But as much as I tried to convince myself that there was nothing more to it, I knew that wasn't true.

There was more to what I was feeling with Fallon than just attraction.

If all I wanted was an orgasm, I could easily get it by opening the box under my bed and installing some new batteries.

It was more than that.

I wanted to see him. I wanted to talk to him. I wanted to be near him.

I didn't understand any of those urges, I just knew they were there. And that the longer we went without any contact, the more intense the need seemed to grow.

So I let myself watch.

Just a little bit.

Which was how I saw him on the day he closed on his house—a little bungalow-style place that I wouldn't have thought he'd pick, but I found oddly charming.

It was how I saw some of the guys help him move some of his shit from the clubhouse in.

It was also how I knew he'd just bought a big sectional for his living room and a king-sized bed.

"Enough," I grumbled to myself, slamming my head back against the brick wall after coming down the stairs of the laundromat.

It had stopped being acceptable weeks before.

I was the kind of pathetic that I would have made fun of before. The woman trailing after a man with puppy-dog eyes like she had no fucking self-control, like she didn't realize how laughable she was making herself.

I never trailed after a man.

I never gave a shit about what they did with their lives.

Men had always been a prop in my life. Glorified sex toys, even. That was it. That was all they could ever be.

So it made no sense why I was letting myself become creepy over Fallon.

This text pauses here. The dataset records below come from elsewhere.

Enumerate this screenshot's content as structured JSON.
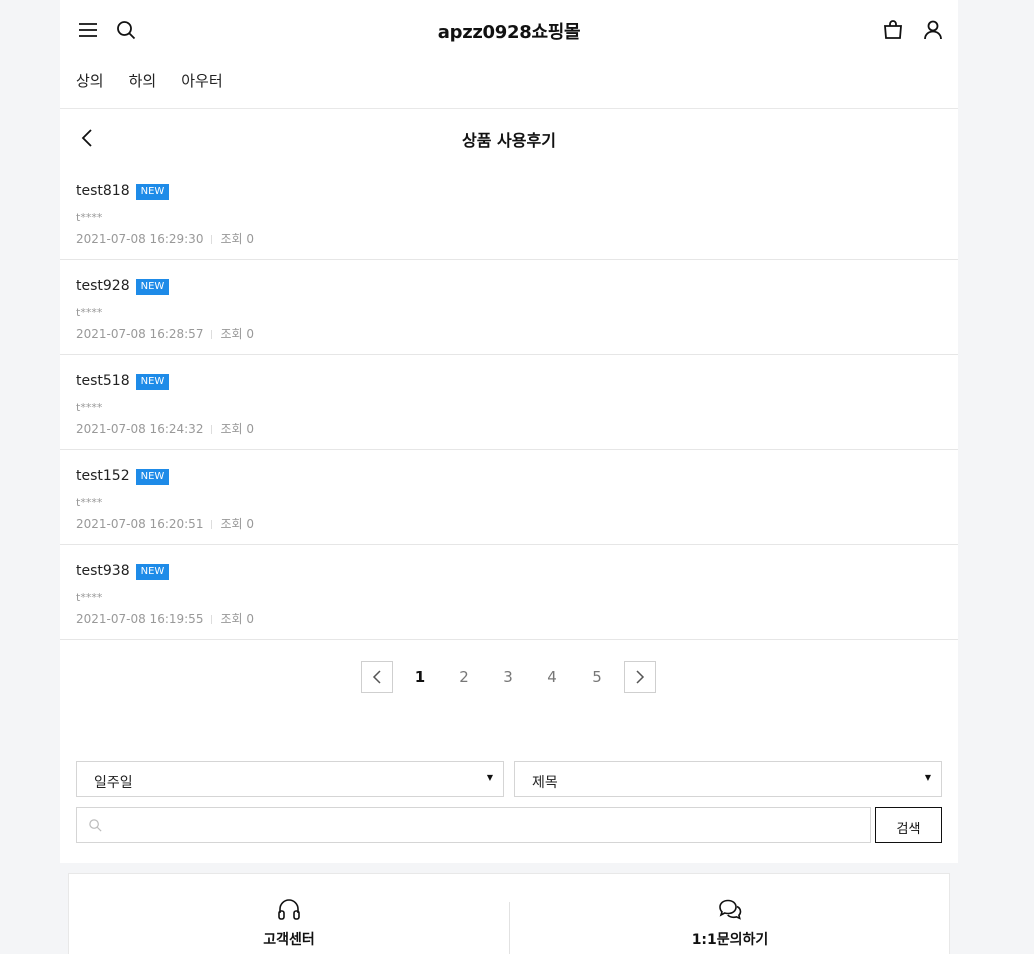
{
  "header": {
    "logo": "apzz0928쇼핑몰",
    "categories": [
      "상의",
      "하의",
      "아우터"
    ]
  },
  "page_title": "상품 사용후기",
  "reviews": [
    {
      "title": "test818",
      "badge": "NEW",
      "author": "t****",
      "date": "2021-07-08 16:29:30",
      "views": "조회 0"
    },
    {
      "title": "test928",
      "badge": "NEW",
      "author": "t****",
      "date": "2021-07-08 16:28:57",
      "views": "조회 0"
    },
    {
      "title": "test518",
      "badge": "NEW",
      "author": "t****",
      "date": "2021-07-08 16:24:32",
      "views": "조회 0"
    },
    {
      "title": "test152",
      "badge": "NEW",
      "author": "t****",
      "date": "2021-07-08 16:20:51",
      "views": "조회 0"
    },
    {
      "title": "test938",
      "badge": "NEW",
      "author": "t****",
      "date": "2021-07-08 16:19:55",
      "views": "조회 0"
    }
  ],
  "pagination": {
    "pages": [
      "1",
      "2",
      "3",
      "4",
      "5"
    ],
    "current": "1"
  },
  "search": {
    "period_select": "일주일",
    "field_select": "제목",
    "input_value": "",
    "button_label": "검색"
  },
  "footer": {
    "customer_center_label": "고객센터",
    "inquiry_label": "1:1문의하기"
  },
  "colors": {
    "badge": "#1e8be8",
    "background": "#f4f5f7"
  }
}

So what if we'd had some great sex?

So what if we'd both shared some things?

It didn't mean anything.

Clearly, it didn't mean jack-shit to Fallon who didn't seem like he was giving me even a passing thought as he got his life and his club back on track.

Hell, he wasn't even reaching out with any information he might have found about potential threats.

He didn't give a shit about me.

So I needed to get myself together.

On that thought, I got on my bike, making my way back toward my part of town, stopping to order at the pizza place to surprise the guys with, deciding I was going to spend the night in with them for a change.

It had been a long time since I'd shared more than a drink or two with them.

I needed to focus on what mattered, on what I worked my whole life for.

My club.

My men.

My legacy.

That was what was important.

Not some biker president who smelled like leather and woods and fucked like a porn star.

"Munch," I called, getting off of my bike in the back lot, seeing the giant man in question bent over the red picnic table we'd put out there for smoking because I couldn't stand walking into a cloud of smoke inside, and having my hair and clothes reek of it hours later. "Do you really think this is the best place for that?" I added as he completely ignored me, burying his face in the woman's snatch, and going to town while she writhed and grabbed his head.

You'd think the sight would be shocking.

But Munch went down on women anytime and anywhere he could. Which meant I'd seen him doing so at least fifty times since I'd known him.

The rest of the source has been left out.